BigData labs - Pending case since last 10 days: Spark and Kafka Dependency Issue Jar - Bigdata Labs (SprakStreaming kafka Integration CCA175)

cca-175
apache-spark
bigdatalabs

#1

Hi,

I am trying to run Spark submit commit command and I get the following error.

spark-submit \

–class KafkaStreamingDepartmentCount
–master yarn
–conf spark.ui.port=15265
–jars “/usr/hdp/2.5.0.0-1245/kafka/libs/spark-streaming-kafka_2.10-1.6.2.jar,/usr/hdp/2.5.0.0-1245/kafka/libs/kafka_2.10-0.8.2.1.jar,/usr/hdp/2.6.5.0-292/kafka/libs/metrics-core-2.2.0.jar”
sparkstreamdemo_2.11-0.1.jar yarn-client

Error: I tried to Look up in google it says mostly the version or dependency issue.
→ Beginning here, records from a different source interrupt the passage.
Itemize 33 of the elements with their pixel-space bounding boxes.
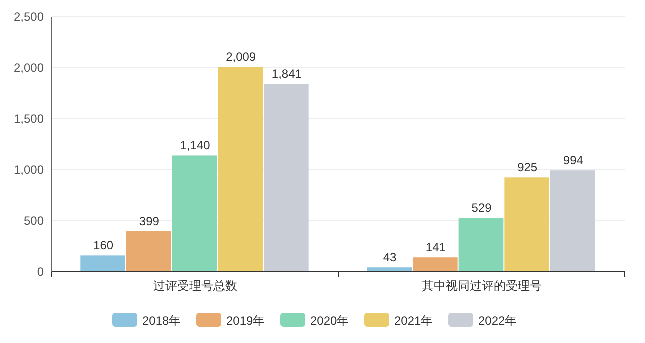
legend-label: 2022年 xyxy=(478,314,518,328)
data-label: 399 xyxy=(139,214,160,228)
data-label: 1,841 xyxy=(272,67,302,82)
bar xyxy=(218,67,264,272)
data-label: 925 xyxy=(518,160,538,175)
data-label: 43 xyxy=(383,250,398,265)
legend-label: 2018年 xyxy=(142,314,182,328)
bar xyxy=(172,156,218,272)
bar xyxy=(80,256,126,272)
bar xyxy=(458,218,504,272)
bar xyxy=(367,268,412,272)
bar xyxy=(550,170,596,272)
y-tick-label: 1,500 xyxy=(14,112,44,126)
bar xyxy=(504,178,550,272)
bar xyxy=(412,258,458,272)
y-tick-label: 2,000 xyxy=(14,61,44,75)
data-label: 160 xyxy=(94,238,114,253)
data-label: 141 xyxy=(426,240,446,255)
data-label: 2,009 xyxy=(226,50,256,64)
y-tick-label: 1,000 xyxy=(14,163,44,177)
bar xyxy=(126,231,172,272)
legend-label: 2021年 xyxy=(394,314,434,328)
bar xyxy=(264,84,309,272)
y-tick-label: 0 xyxy=(37,265,44,279)
y-tick-label: 500 xyxy=(24,214,44,228)
data-label: 994 xyxy=(563,154,584,168)
x-tick-label: 其中视同过评的受理号 xyxy=(422,279,542,293)
y-tick-label: 2,500 xyxy=(14,10,44,24)
x-tick-label: 过评受理号总数 xyxy=(153,279,238,293)
legend-label: 2019年 xyxy=(226,314,266,328)
data-label: 529 xyxy=(472,201,492,216)
data-label: 1,140 xyxy=(180,138,211,153)
legend-label: 2020年 xyxy=(310,314,350,328)
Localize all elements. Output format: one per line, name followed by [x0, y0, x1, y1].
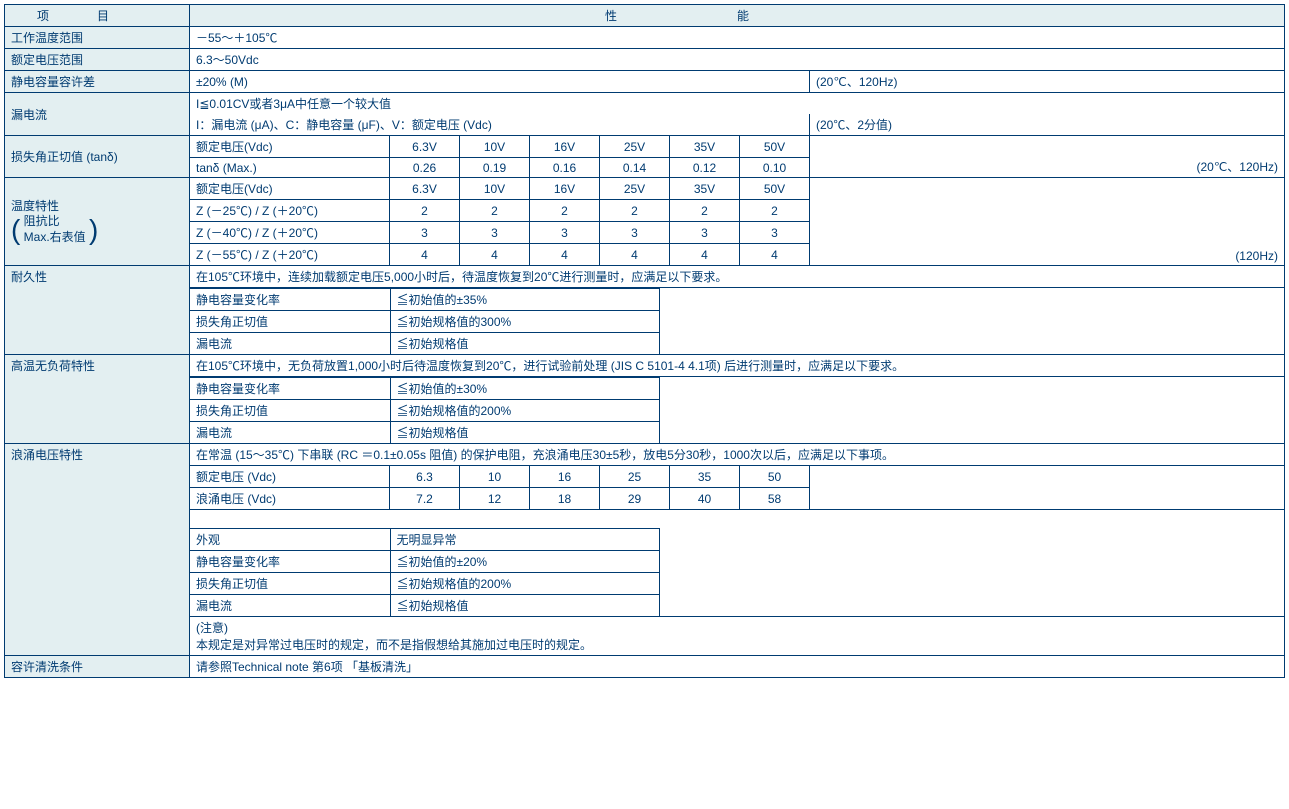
row-tand-h: 损失角正切值 (tanδ) 额定电压(Vdc) 6.3V 10V 16V 25V…: [5, 136, 1285, 158]
value-leak-1: I≦0.01CV或者3μA中任意一个较大值: [190, 93, 1285, 115]
label-volt-range: 额定电压范围: [5, 49, 190, 71]
shelf-desc: 在105℃环境中，无负荷放置1,000小时后待温度恢复到20℃，进行试验前处理 …: [190, 355, 1285, 377]
value-clean: 请参照Technical note 第6项 「基板清洗」: [190, 656, 1285, 678]
label-cap-tol: 静电容量容许差: [5, 71, 190, 93]
tand-row2-h: tanδ (Max.): [190, 158, 390, 178]
tand-v-0: 6.3V: [390, 136, 460, 158]
note-tempchar: (120Hz): [810, 178, 1285, 266]
tand-v-5: 50V: [740, 136, 810, 158]
label-tand: 损失角正切值 (tanδ): [5, 136, 190, 178]
label-shelf: 高温无负荷特性: [5, 355, 190, 444]
tand-v-3: 25V: [600, 136, 670, 158]
tand-v-4: 35V: [670, 136, 740, 158]
tand-t-3: 0.14: [600, 158, 670, 178]
tand-row1-h: 额定电压(Vdc): [190, 136, 390, 158]
row-volt-range: 额定电压范围 6.3～50Vdc: [5, 49, 1285, 71]
label-leak: 漏电流: [5, 93, 190, 136]
tempchar-r0-h: 额定电压(Vdc): [190, 178, 390, 200]
value-volt-range: 6.3～50Vdc: [190, 49, 1285, 71]
header-item: 项目: [5, 5, 190, 27]
tand-v-1: 10V: [460, 136, 530, 158]
row-tempchar-0: 温度特性 ( 阻抗比 Max.右表值 ) 额定电压(Vdc) 6.3V 10V …: [5, 178, 1285, 200]
label-endurance: 耐久性: [5, 266, 190, 355]
row-surge-rated: 额定电压 (Vdc) 6.3 10 16 25 35 50: [5, 466, 1285, 488]
note-cap-tol: (20℃、120Hz): [810, 71, 1285, 93]
label-temp-range: 工作温度范围: [5, 27, 190, 49]
note-tand: (20℃、120Hz): [810, 136, 1285, 178]
row-cap-tol: 静电容量容许差 ±20% (M) (20℃、120Hz): [5, 71, 1285, 93]
value-temp-range: －55～＋105℃: [190, 27, 1285, 49]
row-clean: 容许清洗条件 请参照Technical note 第6项 「基板清洗」: [5, 656, 1285, 678]
row-surge-note: (注意) 本规定是对异常过电压时的规定，而不是指假想给其施加过电压时的规定。: [5, 617, 1285, 656]
spec-table: 项目 性能 工作温度范围 －55～＋105℃ 额定电压范围 6.3～50Vdc …: [4, 4, 1285, 678]
row-temp-range: 工作温度范围 －55～＋105℃: [5, 27, 1285, 49]
row-endurance-items: 静电容量变化率≦初始值的±35% 损失角正切值≦初始规格值的300% 漏电流≦初…: [5, 288, 1285, 355]
tand-t-1: 0.19: [460, 158, 530, 178]
value-leak-2: I：漏电流 (μA)、C：静电容量 (μF)、V：额定电压 (Vdc): [190, 114, 810, 136]
label-clean: 容许清洗条件: [5, 656, 190, 678]
tand-t-2: 0.16: [530, 158, 600, 178]
tand-v-2: 16V: [530, 136, 600, 158]
note-leak: (20℃、2分值): [810, 114, 1285, 136]
label-surge: 浪涌电压特性: [5, 444, 190, 656]
table-header-row: 项目 性能: [5, 5, 1285, 27]
label-tempchar: 温度特性 ( 阻抗比 Max.右表值 ): [5, 178, 190, 266]
row-shelf-items: 静电容量变化率≦初始值的±30% 损失角正切值≦初始规格值的200% 漏电流≦初…: [5, 377, 1285, 444]
endurance-desc: 在105℃环境中，连续加载额定电压5,000小时后，待温度恢复到20℃进行测量时…: [190, 266, 1285, 288]
header-perf: 性能: [190, 5, 1285, 27]
tand-t-5: 0.10: [740, 158, 810, 178]
row-shelf: 高温无负荷特性 在105℃环境中，无负荷放置1,000小时后待温度恢复到20℃，…: [5, 355, 1285, 377]
tand-t-4: 0.12: [670, 158, 740, 178]
row-endurance: 耐久性 在105℃环境中，连续加载额定电压5,000小时后，待温度恢复到20℃进…: [5, 266, 1285, 288]
row-surge-desc: 浪涌电压特性 在常温 (15～35℃) 下串联 (RC ＝0.1±0.05s 阻…: [5, 444, 1285, 466]
tand-t-0: 0.26: [390, 158, 460, 178]
row-surge-items: 外观无明显异常 静电容量变化率≦初始值的±20% 损失角正切值≦初始规格值的20…: [5, 510, 1285, 617]
row-leak-1: 漏电流 I≦0.01CV或者3μA中任意一个较大值: [5, 93, 1285, 115]
surge-desc: 在常温 (15～35℃) 下串联 (RC ＝0.1±0.05s 阻值) 的保护电…: [190, 444, 1285, 466]
row-leak-2: I：漏电流 (μA)、C：静电容量 (μF)、V：额定电压 (Vdc) (20℃…: [5, 114, 1285, 136]
value-cap-tol: ±20% (M): [190, 71, 810, 93]
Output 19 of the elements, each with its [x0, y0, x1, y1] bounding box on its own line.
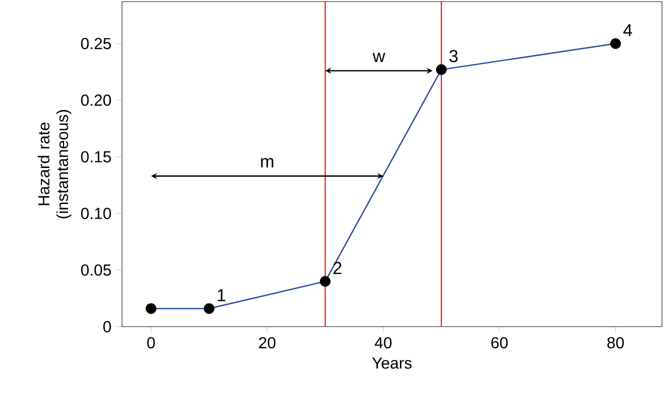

When i perform sbt package the jar is generated fine but on running spark submit I get this error

I have below two sbt configurations:

  1. `name := “SparkStreamDemo”

version := “1.0”
scalaVersion := “2.10.6”
libraryDependencies += “org.apache.spark” % “spark-core_2.10” % “1.6.2”
libraryDependencies += “org.apache.spark” % “spark-sql_2.10” % “1.6.2”
libraryDependencies += “org.apache.spark” % “spark-hive_2.10” % “1.6.2”
libraryDependencies += “org.apache.spark” % “spark-streaming_2.10” % “1.6.2”
libraryDependencies += “org.apache.spark” % “spark-streaming-flume_2.10” % “1.6.2”
libraryDependencies += “org.apache.spark” % “spark-streaming-flume-sink_2.10” % “1.6.2”
libraryDependencies += “org.apache.spark” % “spark-streaming-kafka_2.10” % “1.6.2”
`

Second way:

name := "SparkStreamDemo"

version := “0.1”
scalaVersion := “2.11.12”
val sparkVersion = “2.3.0”
resolvers ++= Seq(
“apache-snapshots” at “http://repository.apache.org/snapshots/
)
libraryDependencies ++= Seq(
“org.apache.spark” %% “spark-core” % sparkVersion,
“org.apache.spark” %% “spark-sql” % sparkVersion,
“org.apache.spark” %% “spark-mllib” % sparkVersion,
“org.apache.spark” %% “spark-streaming” % sparkVersion,
“org.apache.spark” %% “spark-hive” % sparkVersion,
“org.apache.spark” % “spark-streaming-flume_2.11” % “2.3.2”,
“org.apache.spark” % “spark-streaming-flume-sink_2.11” % “2.3.2”,
“org.apache.commons” % “commons-lang3” % “3.2.1”,
“org.apache.spark” % “spark-streaming-kafka_2.10” % “1.6.2”,
“org.scala-lang” % “scala-library” % “2.11.7”,
“mysql” % “mysql-connector-java” % “5.1.6”
)

KafkaStreamingDepartmentCount - Object Class

import org.apache.spark.SparkConf

import org.apache.spark.streaming.{StreamingContext,Seconds}
import org.apache.spark.streaming.kafka._
import kafka.serializer.StringDecoder

object KafkaStreamingDepartmentCount {

def main(args: Array[String])
{
val conf = new SparkConf().setAppName(“Kafka Streaming Department Count”).setMaster(args(0))
val ssc = new StreamingContext(conf,Seconds(30))
//val kafkaParams = Map[String, String](“metadata.broker.list” -> “wn01.itversity.com:6667,wn02.itversity.com:6667,wn03.itversity.com:6667,wn04.itversity.com:6667”)
val kafkaParams = Map[String, String](“metadata.broker.list” -> “nn01.itversity.com:6667,nn02.itversity.com:6667,rm01.itversity.com:6667”)
val topicSet = Set(“fkdemojv”)

// Consume data from kafka topic. i.e create a stream that consumes Kafka topics.
// The messages aas part of Streams are (key,Value) pairs in binary format and we have to convert it to string.
// So we use the kafka serializer. We have to create it in below format.
// val directKafkaStream = KafkaUtils.createDirectStream[ [key class], [value class], [key decoder class],
// [value decoder class] ]( streamingContext, [map of Kafka parameters(kafka broker list or bootstrap.servers)], [set of topics to consume])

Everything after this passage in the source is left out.